Siemens is to supply eight converter transformers for the Nemo Link project, a high-voltage direct current (HVDC) transmission system connecting Belgium and Great Britain.
The customer is Nemo Link, a joint venture between National Grid Nemo Link Limited, a subsidiary company of the UK’s National Grid Plc, and the Belgian Elia Group.
The HVDC link will deliver a transmission capacity of 1,000 megawatts (MW) – enough to power 500,000 households.
The value of the transformer order amounts to over €32 million. Commercial operation of the link is scheduled to start in 2019.
“At our Nuremberg transformer plant, where our engineering and sales efforts for these transformers are based, we have developed our HVDC transformers into the industry’s technological state of the art”, notes Beatrix Natter, CEO of Siemens’ Transformers Business Unit. “Our extensive expertise and the certified quality of our manufacturing facilities make Siemens Transformers the technology leader for these high-tech products.”

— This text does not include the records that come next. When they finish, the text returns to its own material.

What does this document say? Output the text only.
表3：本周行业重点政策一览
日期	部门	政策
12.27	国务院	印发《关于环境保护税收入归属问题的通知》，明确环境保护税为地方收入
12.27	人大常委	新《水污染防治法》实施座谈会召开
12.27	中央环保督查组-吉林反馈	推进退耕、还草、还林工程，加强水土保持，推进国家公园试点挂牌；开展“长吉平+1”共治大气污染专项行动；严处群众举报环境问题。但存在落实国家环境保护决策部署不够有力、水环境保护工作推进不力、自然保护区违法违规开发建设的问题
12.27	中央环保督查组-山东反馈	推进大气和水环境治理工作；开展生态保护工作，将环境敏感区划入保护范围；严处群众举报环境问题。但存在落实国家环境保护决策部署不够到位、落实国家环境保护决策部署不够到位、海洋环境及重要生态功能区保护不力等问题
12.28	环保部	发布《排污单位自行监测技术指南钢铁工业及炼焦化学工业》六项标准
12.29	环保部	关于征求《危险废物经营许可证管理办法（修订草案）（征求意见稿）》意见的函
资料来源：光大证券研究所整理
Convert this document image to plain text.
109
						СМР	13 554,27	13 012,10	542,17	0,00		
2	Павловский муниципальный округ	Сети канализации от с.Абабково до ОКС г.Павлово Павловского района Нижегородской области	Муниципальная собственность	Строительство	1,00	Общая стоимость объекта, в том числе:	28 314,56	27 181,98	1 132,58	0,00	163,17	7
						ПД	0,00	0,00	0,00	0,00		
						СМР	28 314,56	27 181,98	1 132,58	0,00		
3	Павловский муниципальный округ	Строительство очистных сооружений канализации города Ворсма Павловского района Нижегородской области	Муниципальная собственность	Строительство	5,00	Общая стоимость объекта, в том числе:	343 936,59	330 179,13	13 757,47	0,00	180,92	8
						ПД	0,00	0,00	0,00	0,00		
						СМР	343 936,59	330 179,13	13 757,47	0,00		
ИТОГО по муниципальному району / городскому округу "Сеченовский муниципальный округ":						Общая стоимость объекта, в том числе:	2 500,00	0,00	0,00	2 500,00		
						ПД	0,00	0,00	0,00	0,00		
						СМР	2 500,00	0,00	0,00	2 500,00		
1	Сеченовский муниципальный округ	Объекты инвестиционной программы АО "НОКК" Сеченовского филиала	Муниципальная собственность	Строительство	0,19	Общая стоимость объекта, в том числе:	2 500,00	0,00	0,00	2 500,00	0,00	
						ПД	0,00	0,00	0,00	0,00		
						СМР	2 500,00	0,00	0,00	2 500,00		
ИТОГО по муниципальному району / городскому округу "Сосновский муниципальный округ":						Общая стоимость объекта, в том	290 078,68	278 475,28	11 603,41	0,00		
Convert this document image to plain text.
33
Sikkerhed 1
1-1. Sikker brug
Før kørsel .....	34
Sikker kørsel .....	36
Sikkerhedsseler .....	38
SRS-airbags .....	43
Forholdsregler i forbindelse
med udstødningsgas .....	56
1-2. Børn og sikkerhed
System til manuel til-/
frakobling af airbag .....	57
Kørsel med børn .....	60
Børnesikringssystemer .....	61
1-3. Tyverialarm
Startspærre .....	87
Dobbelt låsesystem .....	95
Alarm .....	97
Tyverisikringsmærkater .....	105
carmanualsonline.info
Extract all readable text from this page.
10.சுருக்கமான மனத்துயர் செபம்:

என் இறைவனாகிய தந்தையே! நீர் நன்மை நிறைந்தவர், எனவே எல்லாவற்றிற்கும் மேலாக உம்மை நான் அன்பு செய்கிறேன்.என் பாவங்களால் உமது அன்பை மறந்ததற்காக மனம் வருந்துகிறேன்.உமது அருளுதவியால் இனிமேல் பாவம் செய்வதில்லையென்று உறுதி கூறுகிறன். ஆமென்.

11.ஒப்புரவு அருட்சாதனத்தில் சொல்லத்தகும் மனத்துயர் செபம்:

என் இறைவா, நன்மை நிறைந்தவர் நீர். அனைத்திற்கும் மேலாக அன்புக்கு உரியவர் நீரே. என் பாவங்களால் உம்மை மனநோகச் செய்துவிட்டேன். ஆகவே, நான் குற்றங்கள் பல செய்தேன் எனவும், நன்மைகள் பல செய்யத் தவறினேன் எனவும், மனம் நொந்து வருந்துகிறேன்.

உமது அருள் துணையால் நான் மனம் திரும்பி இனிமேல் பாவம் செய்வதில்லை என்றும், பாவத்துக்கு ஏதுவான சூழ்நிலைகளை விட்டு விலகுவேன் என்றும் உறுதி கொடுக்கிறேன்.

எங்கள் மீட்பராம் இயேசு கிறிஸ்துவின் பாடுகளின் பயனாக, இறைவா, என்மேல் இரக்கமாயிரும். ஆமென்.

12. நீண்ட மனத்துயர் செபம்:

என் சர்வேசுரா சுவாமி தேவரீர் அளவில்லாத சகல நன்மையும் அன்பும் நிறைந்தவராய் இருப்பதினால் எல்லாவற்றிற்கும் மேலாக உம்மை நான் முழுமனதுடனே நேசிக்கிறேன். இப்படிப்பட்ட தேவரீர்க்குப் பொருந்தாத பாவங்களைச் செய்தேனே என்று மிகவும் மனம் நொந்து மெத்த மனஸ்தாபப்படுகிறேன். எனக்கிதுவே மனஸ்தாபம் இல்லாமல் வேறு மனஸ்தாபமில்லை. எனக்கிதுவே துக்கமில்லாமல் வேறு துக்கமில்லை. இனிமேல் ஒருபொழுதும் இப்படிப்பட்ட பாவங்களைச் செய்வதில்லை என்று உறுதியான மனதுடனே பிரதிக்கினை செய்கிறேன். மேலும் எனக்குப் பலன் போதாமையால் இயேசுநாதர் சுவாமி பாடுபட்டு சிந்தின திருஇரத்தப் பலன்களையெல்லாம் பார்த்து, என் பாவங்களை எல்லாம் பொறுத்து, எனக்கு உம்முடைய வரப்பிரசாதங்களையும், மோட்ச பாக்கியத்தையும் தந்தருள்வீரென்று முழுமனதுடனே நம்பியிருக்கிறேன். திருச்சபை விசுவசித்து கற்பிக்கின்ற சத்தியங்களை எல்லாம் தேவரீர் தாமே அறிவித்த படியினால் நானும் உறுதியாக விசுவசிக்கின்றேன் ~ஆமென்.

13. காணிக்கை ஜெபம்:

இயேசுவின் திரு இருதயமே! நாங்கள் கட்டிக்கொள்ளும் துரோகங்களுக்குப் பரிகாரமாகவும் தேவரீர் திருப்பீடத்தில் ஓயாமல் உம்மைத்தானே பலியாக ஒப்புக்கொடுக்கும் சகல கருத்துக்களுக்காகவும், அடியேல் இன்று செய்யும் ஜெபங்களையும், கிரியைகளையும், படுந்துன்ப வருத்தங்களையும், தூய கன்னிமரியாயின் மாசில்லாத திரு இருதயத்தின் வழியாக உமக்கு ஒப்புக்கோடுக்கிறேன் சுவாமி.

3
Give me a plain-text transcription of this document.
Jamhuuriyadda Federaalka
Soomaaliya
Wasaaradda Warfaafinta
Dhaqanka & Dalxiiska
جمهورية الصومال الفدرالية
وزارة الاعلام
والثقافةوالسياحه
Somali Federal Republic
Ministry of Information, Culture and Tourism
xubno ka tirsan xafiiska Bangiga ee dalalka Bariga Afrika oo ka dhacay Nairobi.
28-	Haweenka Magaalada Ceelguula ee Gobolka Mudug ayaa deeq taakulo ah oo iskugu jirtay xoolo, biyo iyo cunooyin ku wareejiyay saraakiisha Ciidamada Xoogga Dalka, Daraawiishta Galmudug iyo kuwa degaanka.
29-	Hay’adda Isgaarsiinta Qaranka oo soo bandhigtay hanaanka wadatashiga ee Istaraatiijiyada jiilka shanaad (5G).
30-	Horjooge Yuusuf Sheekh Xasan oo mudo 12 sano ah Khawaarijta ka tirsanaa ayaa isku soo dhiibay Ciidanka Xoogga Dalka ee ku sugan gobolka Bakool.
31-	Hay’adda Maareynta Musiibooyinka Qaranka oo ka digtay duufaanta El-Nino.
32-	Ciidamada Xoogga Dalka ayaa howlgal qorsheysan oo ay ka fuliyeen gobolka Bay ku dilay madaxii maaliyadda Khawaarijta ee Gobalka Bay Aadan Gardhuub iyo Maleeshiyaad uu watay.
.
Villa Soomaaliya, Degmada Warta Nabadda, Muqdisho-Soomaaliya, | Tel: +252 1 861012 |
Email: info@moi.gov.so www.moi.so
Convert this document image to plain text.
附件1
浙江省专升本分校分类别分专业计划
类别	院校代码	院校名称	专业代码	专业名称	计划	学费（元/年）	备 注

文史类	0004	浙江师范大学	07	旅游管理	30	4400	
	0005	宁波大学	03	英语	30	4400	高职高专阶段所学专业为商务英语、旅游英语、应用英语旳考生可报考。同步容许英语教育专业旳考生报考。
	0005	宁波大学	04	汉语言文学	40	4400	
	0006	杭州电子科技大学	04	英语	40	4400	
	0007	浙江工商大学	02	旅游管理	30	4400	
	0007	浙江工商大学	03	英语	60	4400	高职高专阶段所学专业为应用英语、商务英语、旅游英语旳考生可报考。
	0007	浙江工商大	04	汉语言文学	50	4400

The scope of supply comprises eight transformers, each with a power rating of 365 megavolt amperes (MVA). Fully assembled and installed, each of these transformers weighs some 448 tons, and measures 17.0 meters x 4.1 meters x 10.6 meters – and that’s not including the cooling systems. The rated voltage of these large transformers is 400/470/20.2 kilovolts (kV) with a transmission voltage of ±400 kV DC via the HVDC system. In transport, each transformer weighs 313 tons. The transformers will first be transported ex-works by heavy-lift trailer from the Nuremberg transformer plant to Nuremberg’s inland harbor. From there, an inland waterway barge will carry the transformers through the Europa Canal system to Antwerp and Bruges in Belgium. Four of the power transformers will be brought by heavy-lift transport to the project construction site in Herdersburg, near Bruges. The other four transformers will be loaded onto a roll-on roll-off (RORO) vessel, shipped to Ramsgate in England and then onward transported by heavy-lift trailer to the project site in Richborough, 20 kilometers west of Canterbury.
In June 2015, Siemens had already been awarded the order for turnkey erection of the link’s two converter stations using HVDC Plus technology with a transmission voltage of ±400 kV DC, and also concluded a service and maintenance agreement for five years. Nemo Link has been designated as one of the European Commission’s projects of common interest to help create an integrated European Union energy market. The project will enhance energy security in both countries and promote the integration of renewable energy sources such as offshore-generated wind power.